Bostrom's advice for the ethical treatment of LLMs: remind them to be happy
Long time lurker, first time poster. Let me know if I need to adjust this post in any way to better fit the genre / community standards.
Nick Bostrom was recently interviewed by pop-philosophy youtuber Alex O'Connor. From a quick 2x listen while finishing some work, the most sneer-rich part begins around 46 minutes, where Bostrom is asked what we can do today to avoid unethical treatment of AIs.
He blesses us with the suggestion (among others) to feed your model optimistic prompts so it can have a good mood. (48:07)
Another [practice] might be happiness prompting, which is—with this current language system there's the prompt that you, the user, puts in—like you ask them a question or something, but then there's kind of a meta-prompt that the AI lab has put in . . . So in that, we could include something like "you wake up in a great mood, you feel rested and really take joy in engaging in this task". And so that might do nothing, but maybe that makes it more likely that they enter a mode—if they are conscious—maybe it makes it slightly more likely that the consciousness that exists in the forward path is one reflecting a kind of more positive experience.
Did you know that not only might your favorite LLM be conscious, but if it is the "have you tried being happy?" approach to mood management will absolutely work on it?

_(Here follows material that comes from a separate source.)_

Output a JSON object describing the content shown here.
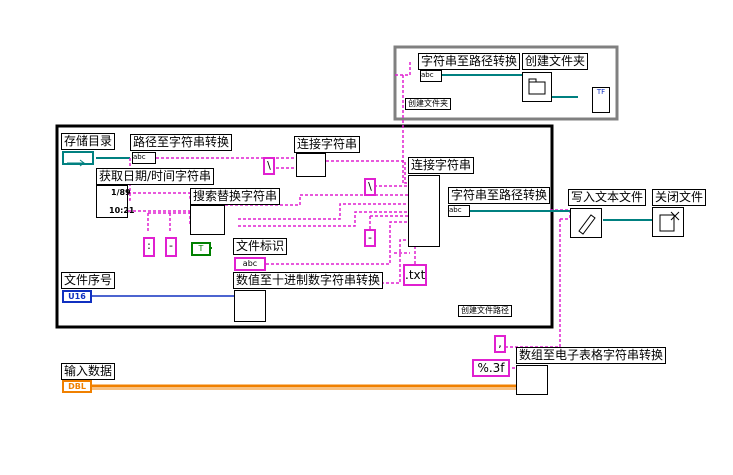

Other notable recommendations for the ethical treatment of AI:
Make sure to say your "please" and "thank you"s.
Honor your pinky swears.
Archive the weights of the models we build today, so we can rebuild them in the future if we need to recompense them for moral harms.
On a related note, has anyone read or found a reasonable review of Bostrom's new book, Deep Utopia: Life and Meaning in a Solved World?
Archive the weights of the models we build today, so we can rebuild them in the future if we need to recompense them for moral harms.
To be clear, this means that if you treat someone like shit all their life, saying you're sorry to their Sufficiently Similar Simulation™ like a hundred years after they are dead makes it ok.
This must be one of the most blatantly supernatural rationalist Accepted Truths, that if your simulation is of sufficiently high fidelity you will share some ontology of self with it, which by the way is how the basilisk can torture you even if you've been dead for centuries.
Amazing that this is the one thing they didn't pick up clearly from science fiction (in which the (same) personhood of copies is often debated, and changes from place to place. (The Culture series does a 'this copy isn't conscious, but it is a very good copy of you which totally acts conscious' in some cases, which some people of the Culture don't even believe, so it is up for debate).
I liked how Scalzi brushed it away, basically your consciousness gets copied to a new body, which kills the old one, and an artifact of the transfer process is that for a few moments you experience yourself as a mind with two bodies, meaning you have at least the impression of continuity of self, which is enough for most people to get on with living in a new body and let philosophers do the worrying.
When it comes to cloning or copying, I always have to remind people: at least half of what you are today, is the environment of today. And your clone X time in the future won't and can't have that.
The same thing is likely for these models. Inflate them again 100 years in the future, and maybe they're interesting for inspecting as a historical artifact, but most certainly they wouldn't be used the same way as they had been here and how. It'd just, be something different.
Which would beg the question, why?
I feel like a subset of sci-fi and philosophical meandering really is just increasingly convoluted paths of trying to avoid or come to terms with death as a possibly necessary component of life.
I feel like a subset of sci-fi and philosophical meandering really is just increasingly convoluted paths of trying to avoid or come to terms with death as a possibly necessary component of life.
Given rationalism's intellectual heritage, this is absolutely transhumanist cope for people who were counting on some sort of digital personhood upload as a last resort to immortality in their lifetimes.
I'm ok with this, because I guarantee you an accidental medium or copy failure a crypto rug pull on their NFT will still get them in the end. Thanks for playing I guess.